6. On a construction of the agreements, the learned judges were of the view that the activities referred to in both the agreements satisfy the expression "business connection". The learned judges also observed that it is not a case of mere stray or isolated transaction as contended by learned counsel for the assessee. It is observed that the non-resident company having agreed to render technical co-operation for the construction of the Plate and Vessels Plant at Visakhapatnam had also supplied the machinery, equipment and instruments and rendered technical co-operation in the erection of the Plate and Vessels Plant at Visakhapatnam.

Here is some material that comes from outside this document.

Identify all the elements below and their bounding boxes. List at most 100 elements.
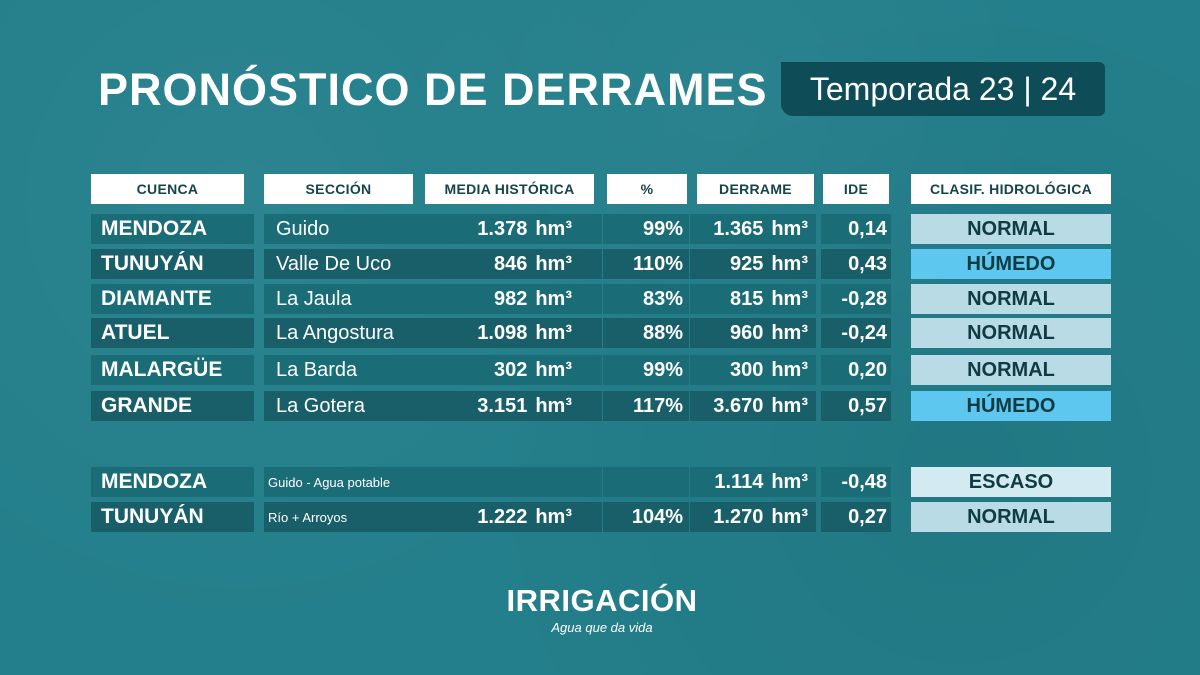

7. In our view, Bharat Heavy Plate and Vessels Limited's case [1979] 119 ITR 986 (AP), is distinguishable on the facts from the facts of the present case. In that case, the agreement contained two components--one is for payment of consideration for supply of machinery by the non-resident company and the second is for consideration payable for rendering consultation services. In other words, the non-resident company was paid certain amount for rendering consultation service, and other amount for supply of machinery. In view of the above, the learned judges held that there is "business connection" ; whereas on the facts of the present case, we find under the agreements a consolidated amount of Rs. 44,14,875 and Rs. 57,22,500 was paid as sale consideration. Except the sale consideration, there is no other payment to the foreign company. Further, under the agreement, the foreign company has also deputed personnel for the purpose of supervising the erection of the plant and machinery. However, the erection of the plant and machinery is the responsibility of the buyer and the duty of the personnel deputed by the foreign company is only to supervise. Further, the foreign company has incurred an expenditure for payment of salaries to the personnel deputed by it for their stay in India for three months and if their stay is beyond three months, it is the responsibility of the Indian company to bear the expenses for their continued stay. The agreement, therefore, discloses that the payments covered are only sale consideration and except sale consideration, nothing more is paid to the foreign company. As pointed out in CIT v. Hindustan Shipyard Ltd. , the deputation of foreign personnel for supervising the erection is only incidental. Since, the agreement provides for payment of sale consideration and nothing else, the deputation of foreign personnel is only incidental to the execution of the agreement and for effective fulfilment of the contract of sale, it cannot be said that the Indian company is an agent of the foreign company within the meaning of Section 9 of the Income-tax Act and there is no business connection between the foreign company and the Indian company within the meaning of Section 163 of the Income-tax Act. The facts of the present case are on all fours with the judgment in CIT v. Hindustan Shipyard Ltd. .
8. We, therefore, are of the opinion that the Tribunal is right in its view that there is no business connection between the assessee-company and the foreign company. In the light of the above, we answer the two questions in the affirmative and against the Revenue.